Fliers trapped on tarmac push for rules on release

Plan to let travelers get off delayed planes is moving through Congress.

ByABC News
July 27, 2009, 10:38 PM

— -- Brad Dwin was so angry about being stuck on an airplane last month that he volunteered to work for free for a passengers-rights organization.

Being "trapped on a plane for several hours causes a lot of frustration," Dwin, of Silver Spring, Md., says. "You reach a certain point when people with a calm demeanor get angry."

Dwin's anger took him to FlyersRights.org. It's a group that has been lobbying Congress since January 2007 to free airline passengers from being held on planes for hours with no way to get back to the terminal to make other travel arrangements.

"Passengers don't want to be treated like cargo they want to be treated like paying passengers," says Kate Hanni, who founded FlyersRights.org after her family spent more than eight hours on the tarmac. "Passengers feel completely powerless trapped in a sealed metal tube with no access to goods and services, and no way to get off."

Congress has gotten the message. Legislation that would let passengers get off planes delayed on airport tarmacs is moving through the House and Senate as part of a bill reauthorizing and funding the Federal Aviation Administration.

A Senate committee last week voted to require airlines to let passengers get off planes that are delayed for more than three hours.

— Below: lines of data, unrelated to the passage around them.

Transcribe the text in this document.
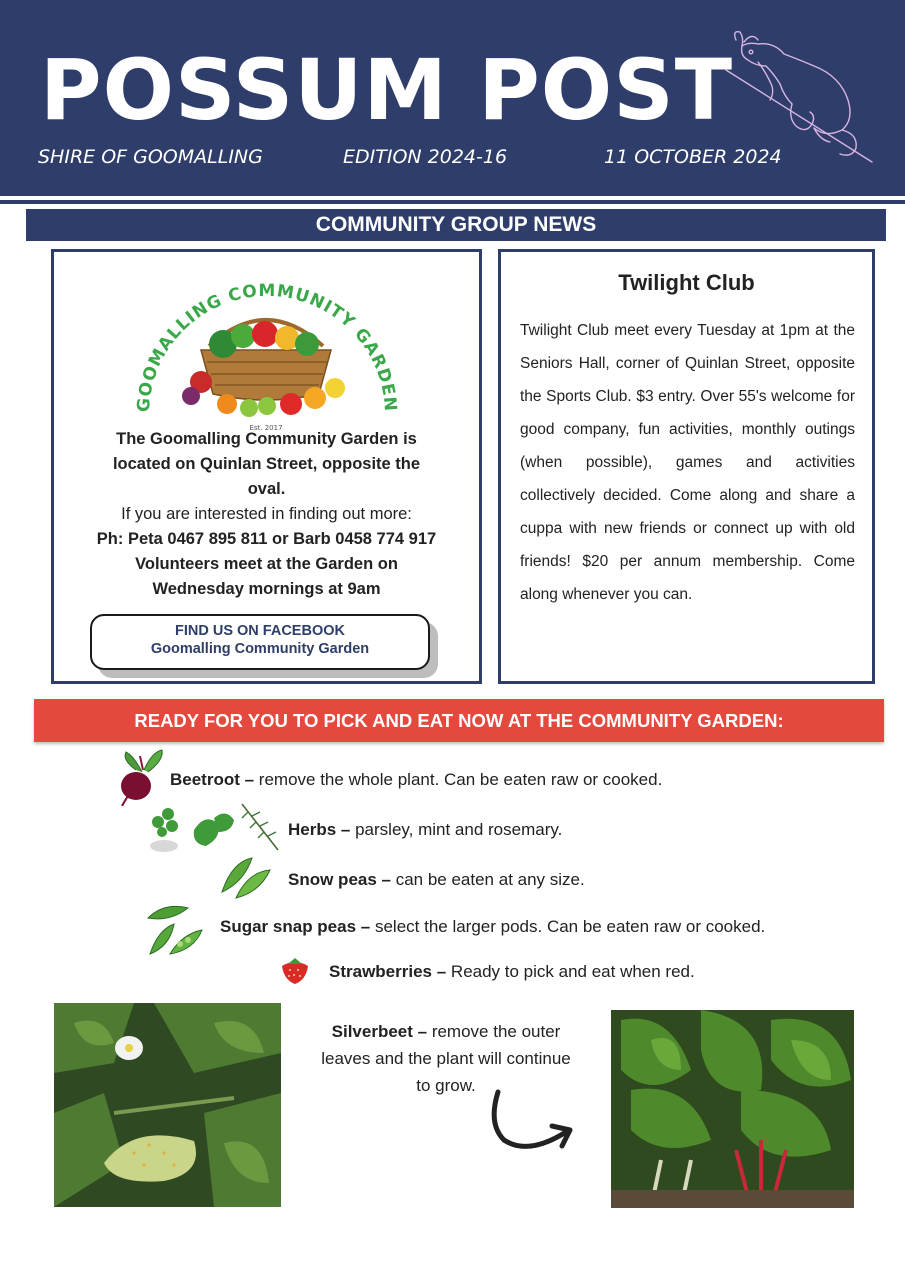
POSSUM POST
SHIRE OF GOOMALLING	EDITION 2024-16	11 OCTOBER 2024
COMMUNITY GROUP NEWS
GOOMALLING COMMUNITY GARDEN
Est. 2017
The Goomalling Community Garden is
located on Quinlan Street, opposite the
oval.
If you are interested in finding out more:
Ph: Peta 0467 895 811 or Barb 0458 774 917
Volunteers meet at the Garden on
Wednesday mornings at 9am
FIND US ON FACEBOOK
Goomalling Community Garden
Twilight Club
Twilight Club meet every Tuesday at 1pm at the Seniors Hall, corner of Quinlan Street, opposite the Sports Club. $3 entry. Over 55's welcome for good company, fun activities, monthly outings (when possible), games and activities collectively decided. Come along and share a cuppa with new friends or connect up with old friends! $20 per annum membership. Come along whenever you can.
READY FOR YOU TO PICK AND EAT NOW AT THE COMMUNITY GARDEN:
Beetroot – remove the whole plant. Can be eaten raw or cooked.
Herbs – parsley, mint and rosemary.
Snow peas – can be eaten at any size.
Sugar snap peas – select the larger pods. Can be eaten raw or cooked.
Strawberries – Ready to pick and eat when red.
Silverbeet – remove the outer
leaves and the plant will continue
to grow.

The House has passed a less specific version. It requires each airline to submit to the Transportation Department a plan to allow passengers to get off planes with long delays.

For many irate fliers, action seems overdue. About 200,000 domestic passengers such as Dwin have been stuck on about 3,000 planes for three hours or more waiting to take off or taxi to a gate since January 2007, a USA TODAY analysis of Transportation Department data shows. Between October 2008 and May 2009, there were 577 planes that sat for that long.

The airlines, however, say that long delays are rare and result mostly from bad weather and a backed-up air-traffic-control system. They warn that forcing them to return planes to terminals after three hours could often make matters worse.

"Such a rule would result in numerous unintended consequences that ultimately will create inconveniences for passengers and lead to more flight cancellations," says David Castelveter, vice president of the Air Transport Association of America, which represents U.S. airlines.